|Wed Feb 8 2017 14:20:54|
Legal Pitfalls for Sellers of Handmade Goods
By: Ina Steiner
Decoupage sounds like a fairly innocent method used in making crafts, but even there online sellers can get in trouble, as revealed in the Dear Rich Blog, which presents interesting legal questions from its readers.
A recent letter to "Dear Rich," highlights the pitfall into which artisan sellers may fall. The seller asks Rich if it's okay to buy sheet music online, print it out, and incorporate it into customizable gifts through decoupage (pasting paper onto an object in a collage).

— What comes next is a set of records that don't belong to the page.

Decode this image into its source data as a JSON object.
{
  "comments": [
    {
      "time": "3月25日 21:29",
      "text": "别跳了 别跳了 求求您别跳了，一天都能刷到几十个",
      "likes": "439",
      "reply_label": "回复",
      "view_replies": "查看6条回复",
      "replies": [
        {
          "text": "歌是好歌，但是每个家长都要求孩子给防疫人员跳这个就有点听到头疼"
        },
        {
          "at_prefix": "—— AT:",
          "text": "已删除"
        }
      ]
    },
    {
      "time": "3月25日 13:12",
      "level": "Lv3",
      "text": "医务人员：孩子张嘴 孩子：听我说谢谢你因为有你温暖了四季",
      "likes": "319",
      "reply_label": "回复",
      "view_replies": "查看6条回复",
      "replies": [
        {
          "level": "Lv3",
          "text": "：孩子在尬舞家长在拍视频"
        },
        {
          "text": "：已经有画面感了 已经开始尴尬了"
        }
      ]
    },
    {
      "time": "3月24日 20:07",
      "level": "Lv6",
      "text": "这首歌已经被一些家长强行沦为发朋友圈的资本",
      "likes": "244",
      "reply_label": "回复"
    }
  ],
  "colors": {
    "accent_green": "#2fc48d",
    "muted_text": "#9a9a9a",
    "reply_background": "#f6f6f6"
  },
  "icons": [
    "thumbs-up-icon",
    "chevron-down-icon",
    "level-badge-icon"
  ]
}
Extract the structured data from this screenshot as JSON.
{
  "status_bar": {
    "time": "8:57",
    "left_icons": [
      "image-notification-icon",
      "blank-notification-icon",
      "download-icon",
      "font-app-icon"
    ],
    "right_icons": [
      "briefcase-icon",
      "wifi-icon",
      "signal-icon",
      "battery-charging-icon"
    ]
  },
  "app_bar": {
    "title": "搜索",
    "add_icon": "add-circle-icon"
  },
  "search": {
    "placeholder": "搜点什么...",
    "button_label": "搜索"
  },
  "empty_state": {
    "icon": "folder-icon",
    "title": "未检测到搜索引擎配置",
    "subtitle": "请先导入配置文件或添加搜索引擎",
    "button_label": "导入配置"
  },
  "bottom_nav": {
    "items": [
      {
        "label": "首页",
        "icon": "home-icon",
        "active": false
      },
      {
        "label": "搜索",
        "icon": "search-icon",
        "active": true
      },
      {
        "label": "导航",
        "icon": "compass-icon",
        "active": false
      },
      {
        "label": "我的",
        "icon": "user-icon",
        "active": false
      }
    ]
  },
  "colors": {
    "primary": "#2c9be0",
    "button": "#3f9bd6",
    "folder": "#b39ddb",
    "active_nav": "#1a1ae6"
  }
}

As with many legal and intellectual property issues, the answer isn't simple. Rich points to several court decisions that show cases can go either way:
"For example, a company purchased notecards and affixed them to tiles and a court ruled that was permissible under the first sale doctrine (a legal principle that guarantees you the right "to sell or otherwise dispose" of copyrighted items)."
But he also said:
"On the other hand ... A federal court in California ruled that ripping out images from a book by Patrick Nagel and reselling them on tiles was not permitted."
Rich also provided a list
of five things such sellers should consider when contemplating these issues.
Etsy, best known as a marketplace featuring artisan and handmade goods, offers a lot of information to sellers that can be useful no matter where you sell. Here's one example
offering advice on intellectual property issues for online sellers from 2014.
Have you encountered legal challenges in your ecommerce business? Does the first right doctrine give you the right to upcycle without fear?